In a test of the commercial IRB system, the Government Accountability Office submitted a fake protocol to 3 different commercial IRBs. The protocol was rigged to be full of unsafe, high-risk elements. And apparently one of the companies, Coast IRB, fell for the sting, deeming the protocol safe and low-risk and giving it approval. Upon further investigation from the GAO, it turns out that Coast has not rejected a single proposal in the last 5 years, and it made over $9 million last year. Hmmm…

In the aftermath of this incident, it is very likely that attention is again going to get focused where it always gets focused: on the possibility that IRBs might be approving bad, unsafe research. But such a focus may be misguided. The case of Coast IRB shows that even commercial IRBs face very serious costs when they get caught approving bad research. The company has just seen its entire $9-mil-a-year business evaporate while it undergoes an audit. Employees may lose their jobs. Owners may lose profits and see their shares lose value. The entire company could go out of business.

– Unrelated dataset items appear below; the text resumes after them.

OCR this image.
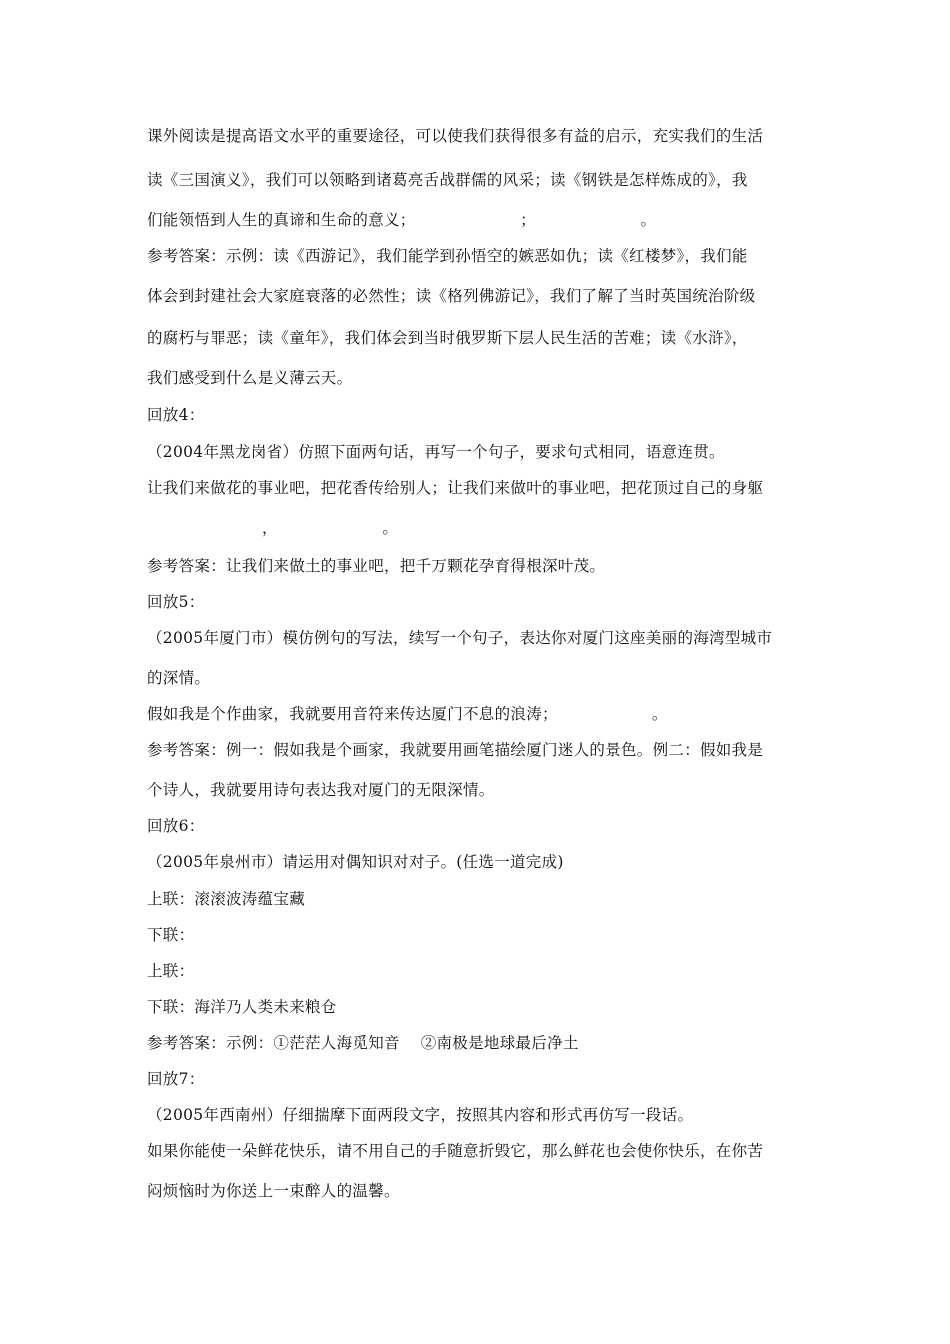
课外阅读是提高语文水平的重要途径，可以使我们获得很多有益的启示，充实我们的生活
读《三国演义》，我们可以领略到诸葛亮舌战群儒的风采；读《钢铁是怎样炼成的》，我
们能领悟到人生的真谛和生命的意义；                    ；                    。
参考答案：示例：读《西游记》，我们能学到孙悟空的嫉恶如仇；读《红楼梦》，我们能
体会到封建社会大家庭衰落的必然性；读《格列佛游记》，我们了解了当时英国统治阶级
的腐朽与罪恶；读《童年》，我们体会到当时俄罗斯下层人民生活的苦难；读《水浒》，
我们感受到什么是义薄云天。
回放4：
（2004年黑龙岗省）仿照下面两句话，再写一个句子，要求句式相同，语意连贯。
让我们来做花的事业吧，把花香传给别人；让我们来做叶的事业吧，把花顶过自己的身躯
，                    。
参考答案：让我们来做土的事业吧，把千万颗花孕育得根深叶茂。
回放5：
（2005年厦门市）模仿例句的写法，续写一个句子，表达你对厦门这座美丽的海湾型城市
的深情。
假如我是个作曲家，我就要用音符来传达厦门不息的浪涛；                  。
参考答案：例一：假如我是个画家，我就要用画笔描绘厦门迷人的景色。例二：假如我是
个诗人，我就要用诗句表达我对厦门的无限深情。
回放6：
（2005年泉州市）请运用对偶知识对对子。(任选一道完成)
上联：滚滚波涛蕴宝藏
下联：
上联：
下联：海洋乃人类未来粮仓
参考答案：示例：①茫茫人海觅知音    ②南极是地球最后净土
回放7：
（2005年西南州）仔细揣摩下面两段文字，按照其内容和形式再仿写一段话。
如果你能使一朵鲜花快乐，请不用自己的手随意折毁它，那么鲜花也会使你快乐，在你苦
闷烦恼时为你送上一束醉人的温馨。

Instead, the problem with both university and commercial IRBs is on the approval side: the system does not present the right level of incentives for approving worthy research. In the university IRB case, the incentive is too low. And in the commercial IRB case, it’s too high. Hypothetically speaking, even if somebody at a Coast IRB kind of place knew the potential costs of getting caught approving bad research, in a rational cost-benefit analysis those potential costs would have been balanced against a multimillion-dollar revenue stream that depended on them approving lots of protocols, good and bad.

So what will happen next? If you are a member of Congress and you want to fix commercial IRBs, you could alter the cost-benefit balance on either side. That is, you could either diminish the profit motive associated with approving research, or you could make it even more costly for a company to mistakenly approve bad research. The problem is that any new regulatory policy designed to fix commercial IRBs could very well affect university IRBs as well, since both kinds of IRBs fall under many of the same regulations. And if you raise the costs and punishments associated with approving bad research (or institute even more intrusive regulations and oversight to try to prevent such approvals from happening), you will make the perverse incentives at universities even more perverse.

Personally, I think it’s at least a littie bit weird that IRBs — institutions designed to safeguard the interests of research subjects — can be run as for-profit businesses whose very financial existence depends upon those they are supposed to watch. If Congress wants to fix the system in the commercial medical industry, they need to look at the fundamental question of whether that is a sustainable model, and narrowly tailor any changes to apply to commerical IRBs. The answer is most definitely not to create more intrusive oversight or threaten punishments across the board. Let’s hope that is not the direction they choose to go.